TechCentral to your inbox


TECHPRO
Email Print
Rethinking messy BI

CIARAN KELLY advises on taking the initial steps toward next-generation data architecture


Software & Services | 12 Aug 2009 : 
As CIO, you know you have an information problem. You've spent countless euros and staff hours getting your data warehouse, financial systems, customer systems, and other transaction systems to generate meaningful reports. You've led Herculean efforts to regularise, transform, and load that data into consistent formats that business intelligence (BI), enterprise resource planning (ERP), analysis, reporting, dashboard, and content management tools can handle.

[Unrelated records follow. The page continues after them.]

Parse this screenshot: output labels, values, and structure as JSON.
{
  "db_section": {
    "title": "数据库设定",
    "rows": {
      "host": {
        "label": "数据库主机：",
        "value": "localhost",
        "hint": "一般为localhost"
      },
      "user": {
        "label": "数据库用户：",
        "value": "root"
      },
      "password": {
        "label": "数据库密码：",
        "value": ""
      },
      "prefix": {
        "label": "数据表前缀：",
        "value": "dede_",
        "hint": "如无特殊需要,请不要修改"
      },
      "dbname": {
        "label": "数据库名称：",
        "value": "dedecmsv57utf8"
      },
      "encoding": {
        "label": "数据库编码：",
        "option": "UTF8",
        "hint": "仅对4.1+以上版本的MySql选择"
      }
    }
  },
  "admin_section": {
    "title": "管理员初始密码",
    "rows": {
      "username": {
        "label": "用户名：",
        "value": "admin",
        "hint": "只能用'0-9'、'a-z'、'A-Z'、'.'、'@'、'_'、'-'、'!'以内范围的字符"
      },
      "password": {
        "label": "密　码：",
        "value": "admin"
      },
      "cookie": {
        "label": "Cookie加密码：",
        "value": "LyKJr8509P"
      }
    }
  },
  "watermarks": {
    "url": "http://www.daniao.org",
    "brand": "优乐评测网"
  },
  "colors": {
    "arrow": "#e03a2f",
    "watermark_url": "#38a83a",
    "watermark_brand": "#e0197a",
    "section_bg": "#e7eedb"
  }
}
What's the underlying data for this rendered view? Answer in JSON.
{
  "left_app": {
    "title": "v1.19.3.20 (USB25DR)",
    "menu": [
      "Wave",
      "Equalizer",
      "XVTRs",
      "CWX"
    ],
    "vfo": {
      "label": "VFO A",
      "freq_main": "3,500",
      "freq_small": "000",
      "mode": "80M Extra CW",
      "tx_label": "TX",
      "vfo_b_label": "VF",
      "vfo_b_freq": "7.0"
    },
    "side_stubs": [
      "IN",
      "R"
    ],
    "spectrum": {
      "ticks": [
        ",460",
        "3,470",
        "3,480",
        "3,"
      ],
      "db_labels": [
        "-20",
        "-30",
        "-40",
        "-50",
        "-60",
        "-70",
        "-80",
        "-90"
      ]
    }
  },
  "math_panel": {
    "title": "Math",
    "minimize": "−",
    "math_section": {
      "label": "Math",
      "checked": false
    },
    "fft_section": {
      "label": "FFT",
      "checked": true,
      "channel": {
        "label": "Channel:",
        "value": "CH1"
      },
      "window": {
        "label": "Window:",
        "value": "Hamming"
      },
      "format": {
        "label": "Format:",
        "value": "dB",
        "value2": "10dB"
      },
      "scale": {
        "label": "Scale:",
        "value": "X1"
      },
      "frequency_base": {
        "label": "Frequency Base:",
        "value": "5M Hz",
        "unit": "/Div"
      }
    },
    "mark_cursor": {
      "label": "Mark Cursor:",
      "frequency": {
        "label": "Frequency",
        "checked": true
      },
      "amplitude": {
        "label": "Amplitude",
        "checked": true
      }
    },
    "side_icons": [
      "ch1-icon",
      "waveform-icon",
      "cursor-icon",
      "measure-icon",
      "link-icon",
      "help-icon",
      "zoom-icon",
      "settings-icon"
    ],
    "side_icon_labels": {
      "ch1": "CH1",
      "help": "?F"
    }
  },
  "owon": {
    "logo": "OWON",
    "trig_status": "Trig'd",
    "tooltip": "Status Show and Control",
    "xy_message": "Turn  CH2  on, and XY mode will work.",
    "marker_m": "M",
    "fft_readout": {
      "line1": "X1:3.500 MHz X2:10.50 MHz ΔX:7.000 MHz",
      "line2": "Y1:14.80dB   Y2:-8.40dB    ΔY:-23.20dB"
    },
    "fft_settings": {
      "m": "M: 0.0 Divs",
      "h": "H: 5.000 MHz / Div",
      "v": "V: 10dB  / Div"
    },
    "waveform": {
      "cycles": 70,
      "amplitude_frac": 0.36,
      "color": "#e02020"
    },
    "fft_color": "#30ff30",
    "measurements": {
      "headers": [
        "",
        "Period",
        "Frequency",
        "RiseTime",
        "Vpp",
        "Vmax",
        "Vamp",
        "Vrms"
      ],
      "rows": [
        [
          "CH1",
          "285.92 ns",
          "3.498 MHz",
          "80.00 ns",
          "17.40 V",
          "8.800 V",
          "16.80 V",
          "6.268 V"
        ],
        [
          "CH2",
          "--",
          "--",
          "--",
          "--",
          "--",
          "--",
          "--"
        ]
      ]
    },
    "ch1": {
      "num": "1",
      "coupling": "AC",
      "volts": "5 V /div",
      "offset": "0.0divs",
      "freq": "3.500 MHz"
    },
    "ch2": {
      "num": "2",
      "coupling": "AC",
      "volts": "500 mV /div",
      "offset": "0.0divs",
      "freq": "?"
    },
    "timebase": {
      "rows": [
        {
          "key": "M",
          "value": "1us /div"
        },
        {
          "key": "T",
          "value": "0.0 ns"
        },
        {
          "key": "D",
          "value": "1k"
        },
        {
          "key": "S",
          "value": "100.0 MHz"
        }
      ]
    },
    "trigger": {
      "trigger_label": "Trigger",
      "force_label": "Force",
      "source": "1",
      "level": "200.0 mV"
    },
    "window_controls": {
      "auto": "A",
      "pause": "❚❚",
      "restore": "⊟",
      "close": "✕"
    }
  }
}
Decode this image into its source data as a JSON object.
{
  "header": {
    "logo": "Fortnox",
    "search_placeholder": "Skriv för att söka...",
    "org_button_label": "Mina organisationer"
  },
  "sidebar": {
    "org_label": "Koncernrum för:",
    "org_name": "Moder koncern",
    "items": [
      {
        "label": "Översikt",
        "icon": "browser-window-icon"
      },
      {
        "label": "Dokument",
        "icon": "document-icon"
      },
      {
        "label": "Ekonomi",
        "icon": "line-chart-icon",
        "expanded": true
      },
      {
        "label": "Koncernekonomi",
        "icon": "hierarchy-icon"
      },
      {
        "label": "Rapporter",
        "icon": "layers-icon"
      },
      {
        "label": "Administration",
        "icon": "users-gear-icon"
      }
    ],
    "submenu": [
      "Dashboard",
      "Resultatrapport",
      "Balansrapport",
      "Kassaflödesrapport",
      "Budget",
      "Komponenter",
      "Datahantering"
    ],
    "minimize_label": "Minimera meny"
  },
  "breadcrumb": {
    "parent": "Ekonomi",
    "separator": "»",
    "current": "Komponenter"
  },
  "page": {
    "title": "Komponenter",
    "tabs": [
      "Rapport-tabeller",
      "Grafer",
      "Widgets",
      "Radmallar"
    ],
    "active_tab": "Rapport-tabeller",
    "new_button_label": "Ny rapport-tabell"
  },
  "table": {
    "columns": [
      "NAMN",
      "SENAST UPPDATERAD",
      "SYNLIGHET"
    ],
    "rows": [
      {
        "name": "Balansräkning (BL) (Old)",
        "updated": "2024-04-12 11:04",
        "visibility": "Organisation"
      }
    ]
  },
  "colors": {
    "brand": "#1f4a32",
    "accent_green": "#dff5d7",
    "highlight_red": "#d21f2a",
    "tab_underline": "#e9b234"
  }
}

Yet company executives keep asking for more detailed information to make better decisions, especially about the emerging challenges in the ever-changing markets the company is trying to navigate.

The reason for this state of affairs is not that BI and related systems are bad, but that they were designed for only a small part of the information needs businesses have today. The data structures in typical enterprise tools, such as those from IBM Cognos, Informatica, Oracle, SAP, and SAP BusinessObjects, are very good for what they do. But they weren't intended to meet an increasingly common need: to reuse the data in combination with other internal and external information. Business users seek mashup capabilities because they derive insights from such explorations and analyses that internal, purpose-driven systems were never designed to achieve.

We call this "messy BI." People have always engaged in informal explorations- gleaning insights from spreadsheets, trade publications, and conversations with colleagues-but the rise of the Internet and local intranets has made information available from so many sources that the exploration now possible is of a new order of richness and complexity.

Call it the Google effect; people expect to be able to find rich stores of information to help test ideas, do what-if analyses, and get a sense of where their markets may be moving.

There's no way traditional information systems can handle all the sources, many of which are structured differently or not structured at all. And because the utility of any source changes over time, even if you could integrate all the data you thought were useful into your analytics systems, there would be many you didn't identify that users would want. You don't want to create a haystack just because someone might want a specific straw at some point.

More flexible

Fortunately, the emerging concept of Linked Data points to how CIOs can extend their information architecture to support the ever-shifting mass of information sources not tidily available in enterprise information systems.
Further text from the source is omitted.